Russian banks deposit €21.5bn in IFSC

Lawyers and accountants trump Revenue in Irish SPE earnings

Section 110 of tax laws introduced in 1997 to encourage companies to set up SPEs and make Ireland a global financing and fundraising hub have turned the country into one of the world’s main hubs for such activities. Photograph: Bryan O’Brien

Section 110 of tax laws introduced in 1997 to encourage companies to set up SPEs and make Ireland a global financing and fundraising hub have turned the country into one of the world’s main hubs for such activities. Photograph: Bryan O’Brien

 

Lawyers, accountants and other service providers to hundreds of special purpose entities (SPEs) in Dublin’s International Financial Services Centre shared €273 million of fees for their work last year – more than double the amount these unregulated and often opaque vehicles paid in taxes to the State.

An analysis by the Central Bank of Ireland on Monday also detailed how Russian banks have made the most use of Irish-domiciled “other SPEs” to raise funds, accounting for 8 per cent or €21.5 billion of a €269 billion market.

Investors in vehicles linked to Russian lenders such as Tatfondbank and Vneshprombank have been burned in recent years as the banks ran into trouble.

Based on data from Revenue, the Central Bank reports shows that SPEs only paid €128 million of tax in Ireland in 2017, equivalent to less than 0.02 per cent of the value of their assets. Professional service firms, however, would be liable for tax on fees they receive.

Section 110 of tax laws introduced in 1997 to encourage companies to set up SPEs and make Ireland a global financing and fundraising hub have turned the country into one of the world’s main locations for such financing activities.

Two categories

Irish SPEs, which contained some €676 billion of assets at the end of June, are divided into two categories: financial vehicle corporations (FVCs) which are involved in raising funds through the securitisation of assets such as mortgages in global bond markets, and “other SPEs”.

Although SPEs play an important role in the flow of money through the global economy, one of the reports, written by Brian Golden and Patrick Hughes of the Central Bank, highlighted that such vehicles “could potentially be employed to achieve levels of tax efficiency or take advantage of legal opportunities to engage in regulatory arbitrage that may not be aligned with society’s wider interest”.

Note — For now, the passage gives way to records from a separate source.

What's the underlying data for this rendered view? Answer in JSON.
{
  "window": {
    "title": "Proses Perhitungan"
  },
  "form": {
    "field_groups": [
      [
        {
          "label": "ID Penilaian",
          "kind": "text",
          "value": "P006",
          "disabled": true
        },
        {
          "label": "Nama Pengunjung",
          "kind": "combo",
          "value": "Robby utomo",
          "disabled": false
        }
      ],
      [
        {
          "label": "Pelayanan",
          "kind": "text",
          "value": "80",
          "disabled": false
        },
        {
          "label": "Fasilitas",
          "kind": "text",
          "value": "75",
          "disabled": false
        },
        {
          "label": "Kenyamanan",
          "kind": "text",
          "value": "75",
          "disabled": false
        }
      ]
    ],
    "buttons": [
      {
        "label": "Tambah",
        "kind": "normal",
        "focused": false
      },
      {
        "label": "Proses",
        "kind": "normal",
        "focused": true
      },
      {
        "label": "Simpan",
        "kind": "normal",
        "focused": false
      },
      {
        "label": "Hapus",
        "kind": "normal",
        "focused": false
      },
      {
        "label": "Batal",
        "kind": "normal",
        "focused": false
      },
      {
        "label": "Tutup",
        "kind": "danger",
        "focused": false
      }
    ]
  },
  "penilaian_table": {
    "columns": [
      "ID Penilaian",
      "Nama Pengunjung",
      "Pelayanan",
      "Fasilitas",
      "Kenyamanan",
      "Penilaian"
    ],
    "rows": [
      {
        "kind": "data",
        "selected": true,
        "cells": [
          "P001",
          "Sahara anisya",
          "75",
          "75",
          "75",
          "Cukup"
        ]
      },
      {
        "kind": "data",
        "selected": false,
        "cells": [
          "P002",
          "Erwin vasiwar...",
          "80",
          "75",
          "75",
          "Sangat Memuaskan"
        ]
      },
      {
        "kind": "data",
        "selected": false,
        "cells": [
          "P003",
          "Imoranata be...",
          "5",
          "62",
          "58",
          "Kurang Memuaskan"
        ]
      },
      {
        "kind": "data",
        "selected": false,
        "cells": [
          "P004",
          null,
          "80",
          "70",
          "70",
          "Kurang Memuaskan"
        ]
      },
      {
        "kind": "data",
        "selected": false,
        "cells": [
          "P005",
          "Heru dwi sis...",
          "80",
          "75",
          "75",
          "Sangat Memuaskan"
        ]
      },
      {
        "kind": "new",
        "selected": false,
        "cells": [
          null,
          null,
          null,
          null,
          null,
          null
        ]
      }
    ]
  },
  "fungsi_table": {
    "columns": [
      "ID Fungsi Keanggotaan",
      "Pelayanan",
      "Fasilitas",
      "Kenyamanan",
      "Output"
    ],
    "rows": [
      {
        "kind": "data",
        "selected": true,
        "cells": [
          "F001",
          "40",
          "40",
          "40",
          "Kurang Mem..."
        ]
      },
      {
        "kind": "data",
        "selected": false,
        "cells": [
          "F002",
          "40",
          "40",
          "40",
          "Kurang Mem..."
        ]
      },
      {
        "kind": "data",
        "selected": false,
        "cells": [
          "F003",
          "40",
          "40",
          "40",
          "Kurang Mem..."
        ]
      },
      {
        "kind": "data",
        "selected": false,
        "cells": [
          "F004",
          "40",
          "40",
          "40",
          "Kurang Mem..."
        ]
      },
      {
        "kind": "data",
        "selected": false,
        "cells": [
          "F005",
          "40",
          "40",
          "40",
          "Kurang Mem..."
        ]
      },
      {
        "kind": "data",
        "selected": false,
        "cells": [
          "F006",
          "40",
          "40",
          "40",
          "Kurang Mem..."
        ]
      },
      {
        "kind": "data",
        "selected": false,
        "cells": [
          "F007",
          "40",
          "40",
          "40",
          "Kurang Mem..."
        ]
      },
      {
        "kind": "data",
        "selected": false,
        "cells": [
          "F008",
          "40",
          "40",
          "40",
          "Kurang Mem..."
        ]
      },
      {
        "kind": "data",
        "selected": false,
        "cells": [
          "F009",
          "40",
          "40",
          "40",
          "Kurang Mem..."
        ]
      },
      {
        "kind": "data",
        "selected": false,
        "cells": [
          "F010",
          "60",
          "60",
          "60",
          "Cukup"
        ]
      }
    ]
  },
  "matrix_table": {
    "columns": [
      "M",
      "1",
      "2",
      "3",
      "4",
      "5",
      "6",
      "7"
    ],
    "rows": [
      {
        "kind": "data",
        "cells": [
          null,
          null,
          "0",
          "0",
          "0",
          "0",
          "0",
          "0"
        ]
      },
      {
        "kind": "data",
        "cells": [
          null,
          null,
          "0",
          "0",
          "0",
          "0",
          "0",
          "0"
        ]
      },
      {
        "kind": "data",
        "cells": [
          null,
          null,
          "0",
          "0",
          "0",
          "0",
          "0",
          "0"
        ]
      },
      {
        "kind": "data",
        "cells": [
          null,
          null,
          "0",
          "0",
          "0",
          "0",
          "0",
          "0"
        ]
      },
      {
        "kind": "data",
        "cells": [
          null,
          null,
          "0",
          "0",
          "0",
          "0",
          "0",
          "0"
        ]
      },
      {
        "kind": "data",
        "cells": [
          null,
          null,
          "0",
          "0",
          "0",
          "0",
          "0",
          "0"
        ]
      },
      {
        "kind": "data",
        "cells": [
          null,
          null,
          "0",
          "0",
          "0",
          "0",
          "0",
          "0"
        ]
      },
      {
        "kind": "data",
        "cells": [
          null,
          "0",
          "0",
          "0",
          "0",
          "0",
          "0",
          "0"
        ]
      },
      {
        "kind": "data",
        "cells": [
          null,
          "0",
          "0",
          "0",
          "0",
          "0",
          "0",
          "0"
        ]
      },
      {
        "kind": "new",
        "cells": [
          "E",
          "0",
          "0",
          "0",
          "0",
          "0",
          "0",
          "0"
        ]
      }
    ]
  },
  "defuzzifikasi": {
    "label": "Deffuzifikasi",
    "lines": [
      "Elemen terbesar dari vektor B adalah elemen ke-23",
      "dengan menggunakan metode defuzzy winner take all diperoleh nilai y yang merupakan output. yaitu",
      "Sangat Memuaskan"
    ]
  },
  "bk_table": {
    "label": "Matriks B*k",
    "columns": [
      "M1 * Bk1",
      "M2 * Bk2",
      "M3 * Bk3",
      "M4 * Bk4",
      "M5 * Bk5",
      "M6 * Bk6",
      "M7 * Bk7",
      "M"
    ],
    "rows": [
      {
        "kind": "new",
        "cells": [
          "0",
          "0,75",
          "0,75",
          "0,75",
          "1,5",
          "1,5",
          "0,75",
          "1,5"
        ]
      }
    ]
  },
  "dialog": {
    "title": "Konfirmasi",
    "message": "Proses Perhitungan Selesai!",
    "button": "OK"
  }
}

While assets in Irish SPEs typically have little to do with the domestic economy, the Central Bank has claimed it is at the forefront in terms of seeking to shine a light on this darkest part of the so-called shadow banking, or non-banking financial activities.

It is understood to have contacted authorities in other jurisdictions in recent months to get a greater understanding of Irish SPEs interact with banks and companies elsewhere. A spokesman for the bank declined to give further details.

Quarterly data

The European Central Bank has required that FVCs file quarterly data on their assets and liabilities since 2009, in the wake of the role of securitisation vehicles in the global financial crisis. The Central Bank of Ireland ordered “other SPEs” availing of section 110 status to start submitting data to it in late 2015.

“Non-securitisation SPEs resident in Ireland are sponsored by entities from 40 countries,” according to one the Central Bank reports published on Monday, written by Mr Golden and Eduardo Maqui. “In many cases, a single structure may involve entities spanning several countries.”

“Our empirical results show that banks sponsoring Irish-resident SPEs are larger and financially weaker across a range of indicators to other banks,” Mr Golden and Mr Maqui said in one of the reports. “However, a key purpose of banks issuing debt through Irish-resident SPEs may be to access debt markets elsewhere,” they said, adding that they observed that banks “markedly” increased debt-raising elsewhere after using Irish vehicles.